Is variable or fixed rate better?
TLDR: Fixed-rate loans lock in the amount of interest you pay on a given loan amount for the loan’s entire lifetime. On the other hand, variable-rate loans give you the ability to get a lower interest rate throughout the re-adjustment periods of your loan; however, they also come with the risk of increasing interest rates.
If you’re looking for a loan of any sort, one of the most important things you need to consider is whether it has a fixed or variable rate. As you know, loans work by way of a financial institution giving you a specific amount of money that is to be paid back according to the details of the loan contract you signed. Financial institutions make their money from loans by charging interest on the money you borrow; this is what is known as your loan rate.
Depending on your intended purpose for taking the loan out and how you plan to pay it back, fixed-rate and variable-rate loans offer different advantages. To make the best decision about which loan type is right for you, you need to know the core differences between each of these loan types so that you can see which one matches your financial objectives the best.
Continue reading to find out all of the critical information you need to know as it relates to fixed-rate and variable rate loans.
Which is better, fixed, or variable rate?
To begin, let’s get a clear picture as to what fixed-rate and variable rate loans are in the first place. With fixed-rate loans, the amount of interest you pay remains the same throughout the entirety of your loan. This essentially means the amount of money you pay to borrow will not change for the entire lifetime of your loan.
With variable-rate loans, your interest rate is subject to change at any given time based upon market fluctuation. That means that you could end up paying less or more for the initial amount of capital you borrowed. Often, lenders will give you the ability to choose the type of financing you want on a loan so you can get the same amount of money under either a variable or fixed rate.
Another critical fact to note about variable rate loans is that they have interest rate caps that are designed to protect borrowers from insanely inflated rates in extreme market downturns. However, interest rate caps for variable loans are often so high themselves that they don’t offer the level of protection you would expect.
Here is the breakdown of rate caps for variable-rate loans:
⦁ There is an initial cap rate of 1.5%, which restricts the amount of interest you pay during the first adjustment period to 5.25% or 2.25%.
⦁ There is a periodical cap of 2%, which limits the amount of interest you pay for the second adjustment period by 2% according to whatever your interest rate was at the end of the first adjustment period.
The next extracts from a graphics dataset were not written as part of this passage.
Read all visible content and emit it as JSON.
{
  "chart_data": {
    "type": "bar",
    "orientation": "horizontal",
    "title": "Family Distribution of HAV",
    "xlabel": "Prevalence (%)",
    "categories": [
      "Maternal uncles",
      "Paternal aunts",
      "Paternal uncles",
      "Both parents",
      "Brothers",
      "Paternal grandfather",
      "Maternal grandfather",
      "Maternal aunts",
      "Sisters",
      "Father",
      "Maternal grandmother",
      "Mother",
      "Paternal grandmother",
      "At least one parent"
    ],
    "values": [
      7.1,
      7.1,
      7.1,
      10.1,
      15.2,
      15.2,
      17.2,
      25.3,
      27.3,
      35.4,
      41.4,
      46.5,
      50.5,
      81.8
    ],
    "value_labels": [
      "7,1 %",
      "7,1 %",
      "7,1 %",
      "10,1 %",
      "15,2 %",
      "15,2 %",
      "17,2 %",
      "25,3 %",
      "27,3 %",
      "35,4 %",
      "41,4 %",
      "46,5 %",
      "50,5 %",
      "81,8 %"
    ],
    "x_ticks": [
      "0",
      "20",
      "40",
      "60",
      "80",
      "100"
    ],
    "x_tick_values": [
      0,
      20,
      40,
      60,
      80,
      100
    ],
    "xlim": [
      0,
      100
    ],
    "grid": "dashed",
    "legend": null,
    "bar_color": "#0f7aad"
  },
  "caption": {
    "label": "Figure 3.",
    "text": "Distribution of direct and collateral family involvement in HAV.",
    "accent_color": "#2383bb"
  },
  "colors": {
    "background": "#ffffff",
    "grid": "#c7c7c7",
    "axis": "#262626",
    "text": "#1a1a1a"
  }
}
⦁ The lifetime cap of 10% restricts the amount of interest you pay to 13.75% for your loan’s entire lifetime.
These are all of the interest cap percentages that apply to variable-rate loans of any kind.
Choosing the right loan type for your situation
You can get a variable rate or fixed-rate loan for virtually all types of lender programs: student loans, personal loans, and mortgages. Come in fixed-rate and variable-rate formats. If you want security knowing that your interest rate will be locked in for your loan’s entire lifespan, fixed-rate loans are best for you.
If you’re, a bit financially savvy, or have gotten advice from someone credible who suggests that markets are posed to favor variable-rate lenders, you can go with a variable-rate loan, but you need to understand the risks involved.
People Also Ask
Q: Which is better fixed or variable rate loan?
A: In a market where interest rates are low, a fixed loan gives you the ability to lock-in your rate before they increase. If interest rates are going downward in an economy, a variable loan is best.
Q: Are personal loans fixed or variable?
A: Many personal loans are unsecured, and they come with fixed payments. However, there are some variable rate personal loan options out there in addition to secured personal loans.
Q: Do variable rates ever go down?
A: It all depends on the contractual terms of your loan agreement in addition to the condition of the current financial market. Variable-rate loans can either increase or decrease, which is why they are primarily considered to be riskier than fixed-rate loans.
By now, you know everything that there is to know about the main differences between fixed-rate and variable-rate loans. Before choosing which loan format is right for you, ask yourself the following questions, “Do I want security, or am I willing to take a risk?” “How fast do I plan on paying back this loan?” Once you answer those, you’ll be able to make a decision about which loan format is right for you.